Une bibliothèque, entre manuscrits et imprimés

Au contact de la Flandre et de l’Artois, Saint-Omer est d’abord un site défensif, une butte d’une vingtaine de mètres, protégée par des marais, avec un seul passage au sud-ouest. À la frontière physique (entre les collines artésiennes et la grande plaine du Nord) se superposeront progressivement une frontière linguistique, et à terme une frontière politique. Au cœur d’un plat-pays largement germanisé (les toponymes en témoignent), donc païen, Saint-Omer est aussi et d’abord un bastion du christianisme: la première fondation est celle de la puissante abbaye bénédictine de Sithiu, par Bertin au milieu du VIIe siècle. La ville elle-même émerge surtout à partir des années 900: une fortification, et un bourg autour d’un marché, le tout sous la nouvelle autorité du comte de Flandre. Appuyée sur le maraîchage, et de plus en plus sur la draperie et sur le commerce, Saint-Omer connaîtra une croissance extraordinaire jusqu’au milieu du XIVe siècle: nous sommes à quelque 35 000 habitants vers 1300! Le facteur décisif est le creusement du Neufossé, et surtout celui de la Grande Rivière, permettant aux navires de mer de remonter l'Aa pour accoster pratiquement aux portes de la cité.

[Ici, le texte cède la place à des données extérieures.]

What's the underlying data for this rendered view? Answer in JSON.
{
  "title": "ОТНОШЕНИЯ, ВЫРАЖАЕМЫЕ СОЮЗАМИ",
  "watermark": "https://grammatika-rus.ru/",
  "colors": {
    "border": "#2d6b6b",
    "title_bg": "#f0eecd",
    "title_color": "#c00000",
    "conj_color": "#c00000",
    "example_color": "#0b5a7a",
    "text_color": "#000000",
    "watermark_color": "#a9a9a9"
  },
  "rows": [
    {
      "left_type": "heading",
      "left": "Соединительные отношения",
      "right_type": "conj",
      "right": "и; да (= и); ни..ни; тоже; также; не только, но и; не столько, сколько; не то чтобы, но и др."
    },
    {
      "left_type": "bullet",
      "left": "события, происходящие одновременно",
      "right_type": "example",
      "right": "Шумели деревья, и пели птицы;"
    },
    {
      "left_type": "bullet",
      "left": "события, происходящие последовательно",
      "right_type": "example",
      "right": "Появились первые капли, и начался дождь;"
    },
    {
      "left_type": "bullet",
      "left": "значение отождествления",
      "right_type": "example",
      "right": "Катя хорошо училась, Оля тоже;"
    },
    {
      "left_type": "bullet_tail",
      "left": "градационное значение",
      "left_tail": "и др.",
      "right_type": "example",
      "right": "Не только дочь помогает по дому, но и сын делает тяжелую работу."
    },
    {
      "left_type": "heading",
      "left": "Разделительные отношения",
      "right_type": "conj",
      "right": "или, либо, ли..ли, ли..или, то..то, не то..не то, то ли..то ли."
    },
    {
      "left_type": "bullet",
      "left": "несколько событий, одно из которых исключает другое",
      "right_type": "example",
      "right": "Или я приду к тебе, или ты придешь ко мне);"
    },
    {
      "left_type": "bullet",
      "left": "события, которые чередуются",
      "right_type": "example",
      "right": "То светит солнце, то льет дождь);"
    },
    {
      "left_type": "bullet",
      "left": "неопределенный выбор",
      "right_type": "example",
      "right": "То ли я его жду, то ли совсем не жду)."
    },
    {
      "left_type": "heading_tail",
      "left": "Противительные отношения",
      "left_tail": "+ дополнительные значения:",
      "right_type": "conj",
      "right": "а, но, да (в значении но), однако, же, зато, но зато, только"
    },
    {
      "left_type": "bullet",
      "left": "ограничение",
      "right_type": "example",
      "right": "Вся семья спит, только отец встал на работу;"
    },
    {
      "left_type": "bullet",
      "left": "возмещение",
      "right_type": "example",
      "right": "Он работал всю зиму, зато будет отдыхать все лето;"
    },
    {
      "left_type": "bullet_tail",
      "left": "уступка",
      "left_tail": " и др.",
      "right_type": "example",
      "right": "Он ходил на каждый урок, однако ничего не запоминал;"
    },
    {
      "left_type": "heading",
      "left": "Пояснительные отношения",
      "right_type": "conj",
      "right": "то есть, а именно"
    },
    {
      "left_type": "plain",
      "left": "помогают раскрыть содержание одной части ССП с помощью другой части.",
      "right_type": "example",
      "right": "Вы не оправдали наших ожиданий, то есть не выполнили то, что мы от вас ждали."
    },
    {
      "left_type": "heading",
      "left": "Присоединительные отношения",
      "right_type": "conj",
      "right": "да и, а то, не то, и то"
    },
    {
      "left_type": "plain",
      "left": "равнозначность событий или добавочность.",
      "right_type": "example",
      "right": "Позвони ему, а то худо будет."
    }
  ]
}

Même si la situation morale des Bénédictins de Saint-Bertin est probablement devenue assez médiocre, et si des concurrences ont émergé (les Francicains en en 1224, les Dominicains et les Chartreux au XIVe siècle), la bibliothèque de l’abbaye bénéficie toujours de soins très attentifs. Jean le Bliecquère, soixantième abbé, pousse activement les travaux de reconstruction de l'église abbatiale, et commence en 1414 la nouvelle bibliothèque de sa maison. Plus tard, la présence de Guillaume Fillastre, évêque de Tournai, à la tête de l’abbaye (il en est le 64e abbé), a joué un rôle décisif (1).
Fillastre, abbé en 1447, est certes un clerc, docteur en droit canon de l’université de Louvain, mais il est surtout un politique et un diplomate très proche de la cour ducale. Il participe au concile de Bâle, et il sera à Francfort en même temps que le futur Pie II (cf du Theil, p. 51), où il a nécessairement été informé des recherches de Gutenberg. Chancelier de la Toison d’or (1462), puis chef du Conseil privé de Charles le Téméraire (1471), il décédera en 1473. Fillastre est aussi un amateur d’art et un lettré reconnu –Roger van der Weyden aurait donné son portrait, où il est représenté avec un livre ouvert dans les mains: cf cliché). C’est encore lui qui passe à Simon Marmion commande du célébrissime Retable de Saint-Bertin (aujourd'hui pour partie à Berlin et à Londres).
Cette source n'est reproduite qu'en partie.